Edmund Spenser - 1552 - 1599




Edmund Spenser - 1552 - 1599

 
         The life and works of Spenser are influenced by Cambridge - where he became famous with classics and Italian poets; London - where he experienced disappointment of court life and Ireland- where he experienced beauty and imagery of old Celtic poetry, and there he has written his masterpiece.

Life:

         He was born in London and was poor. He studied in Cambridge University. In Cambridge he read Classics, made familiarity with great Italian poets, and also wrote numberless poems of his own. Then he went to North of London  and started working on Shepherd's Calendar. After that he came to London with his poems, and finished his Shepherd's Calendar. The court was full of intrigues and he has explained his own uncomfortable position in "Mother Hubbard's Tale".

"To lose good days, that might be better spent;
To waste long nights in pensive discontent"

        In 1580, he became queen's deputy in Ireland. After sixteen years of residence he wrote his "View of the State of Ireland" (1596) which is his only prose work.
In Kilcolman, surrounded by great natural beauty, Spenser finished the first three books of the Faery Queen. These books got instant success when published and still known as the greatest work in the English Language. A yearly pension of fifty pounds was conferred by Elizabeth to him. He came back to Ireland and fell in love with beautiful Elizabeth and wrote "Amoretti" in her honour and after that represented her in "Fairy Queen". In 1594, he married to Elizabeth and wrote "Epithalamion" which is wedding hymn.

       In 1595 he wrote "Astrophel" - an elegy on the death of Sidney and also written three more books of the Faery Queen. Because of Tyrone's Rebellion Spenser has to escape with wife and two  children and some unfinished parts of Faery Queen has were burnt in the castle.
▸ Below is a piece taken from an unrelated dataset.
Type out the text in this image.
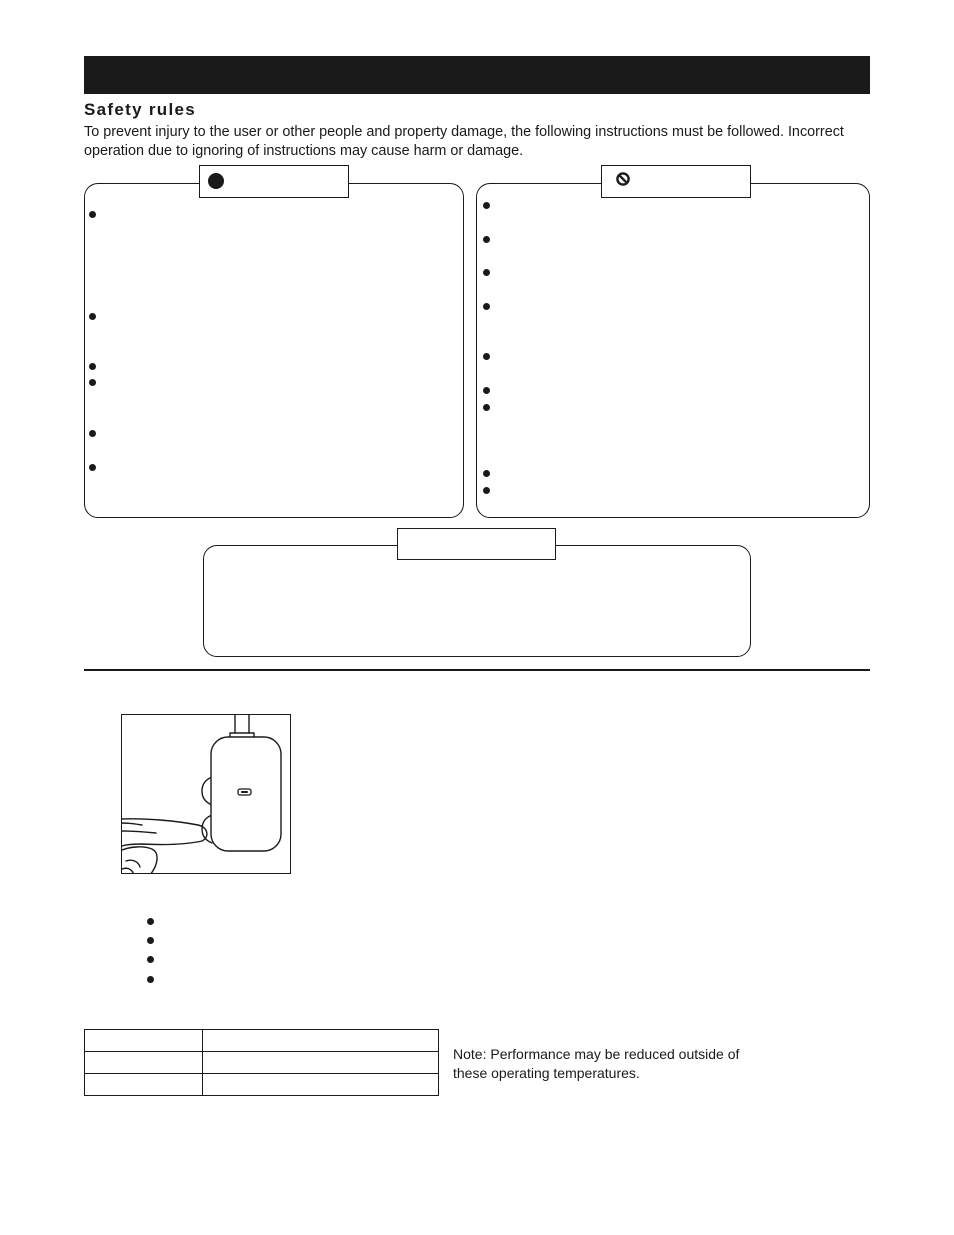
Safety rules
To prevent injury to the user or other people and property damage, the following instructions must be followed. Incorrect operation due to ignoring of instructions may cause harm or damage.

Note: Performance may be reduced outside of these operating temperatures.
      This was the heart breaking incident in the life of Spenser and he has never recovered from this experience. He returned to England and in 1599 he died. According to Ben Jonson he died "for want of bread." He was buried beside his master Chaucer in Westminster Abbey.

The Faery Queen:

      This is the most important work of Spenser. The original plan was of twenty-four books, which includes adventure and triumph of a knight who represented a moral virtue.

       In all the books, a knight is fighting his opposing Vice, and the poem tells the story of the conflicts, it also represents life as the struggle between good and evil. Spenser completed only six books, celebrating Holiness, Temperance, Chastity, Friendship, Justice, and Courtesy. There is also a seventh fragment, Constancy. 




Works Cited


Long, W. J. "English Literature." Long, W. J. English Literature. n.d.